新橋菖蒲は、「残業」という名のフリータイムを所轄・・いやさ、営業所でこなしてきたばかりで。
その相棒、茶髪(地毛)サラサラストレートのロング、でもって長身モデル体型な彼女。なんでもロシア人とのハーフだそうで。羨ましいが・・・いろいろと。
瞳の色が灰色めいていて、「銀色?」となった事から、凛子>ギン子と、一番最初に命名した。

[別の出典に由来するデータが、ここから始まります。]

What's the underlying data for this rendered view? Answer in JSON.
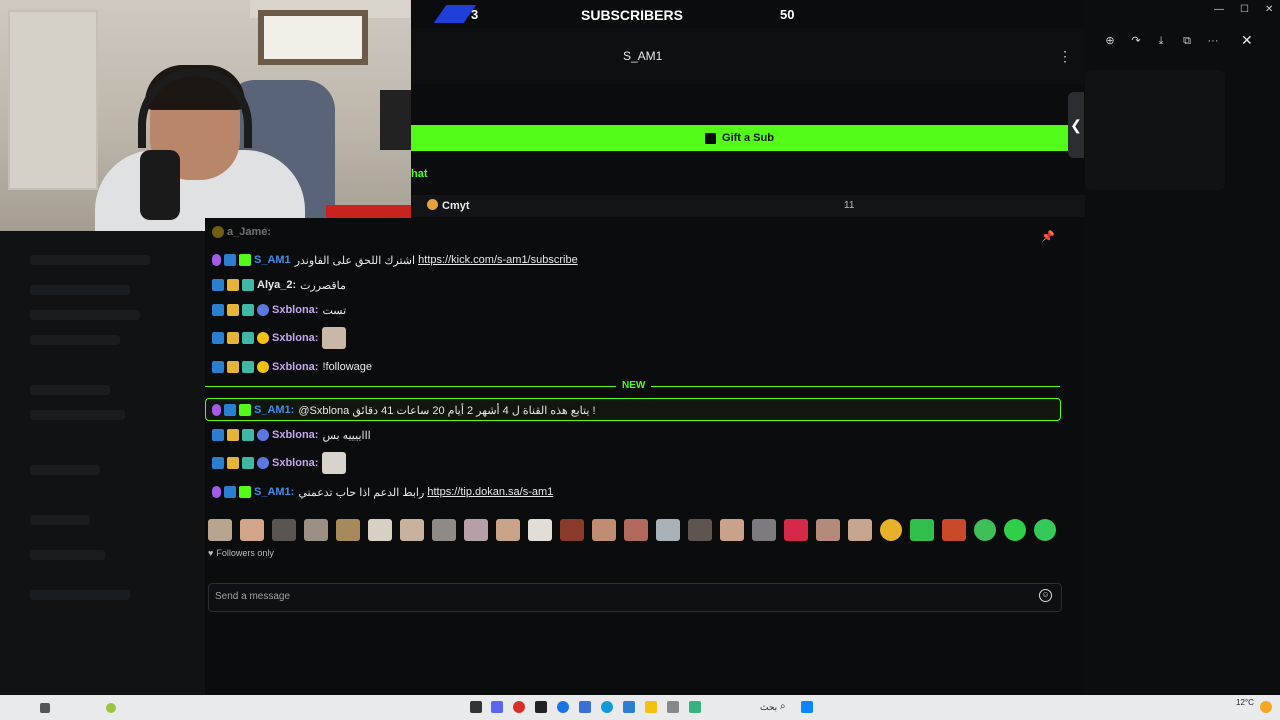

「あー。ゴメン凛子ちゃん。待たせちゃったわね。ココはオゴるよ!」
「先輩!大丈夫ですよ!」と、菖蒲。
「ほー。んじゃ、先輩が来るまでの分はアヤメもち。」
「え?いくら・・頼んだの・・・?」
「ウォッカ1本、トリカラ、エダマメ、ひややっこ、タコワサ、がんも、イタワサ、生キャベツ、串かつが、ウズラ、バラ、ししとう、たまねぎ・・・」
「マテ。」
「へ?」
「その、オーダーした内容は・・・いやいい。遅刻って、30分でしょ?ええと、うん。」腕時計を確認。
「なんでそんだけ?」
「えーと。オーダーはしたけど、まだ来てないのが。」
「そこぢゃねえ!」
掴みかからない勢いの菖蒲嬢。
(あー・・この子、ホント和食好きだねえ。見た目によらず。)
ちなみに、待ってる間の30分でウォッカは一本空いてましたとさ。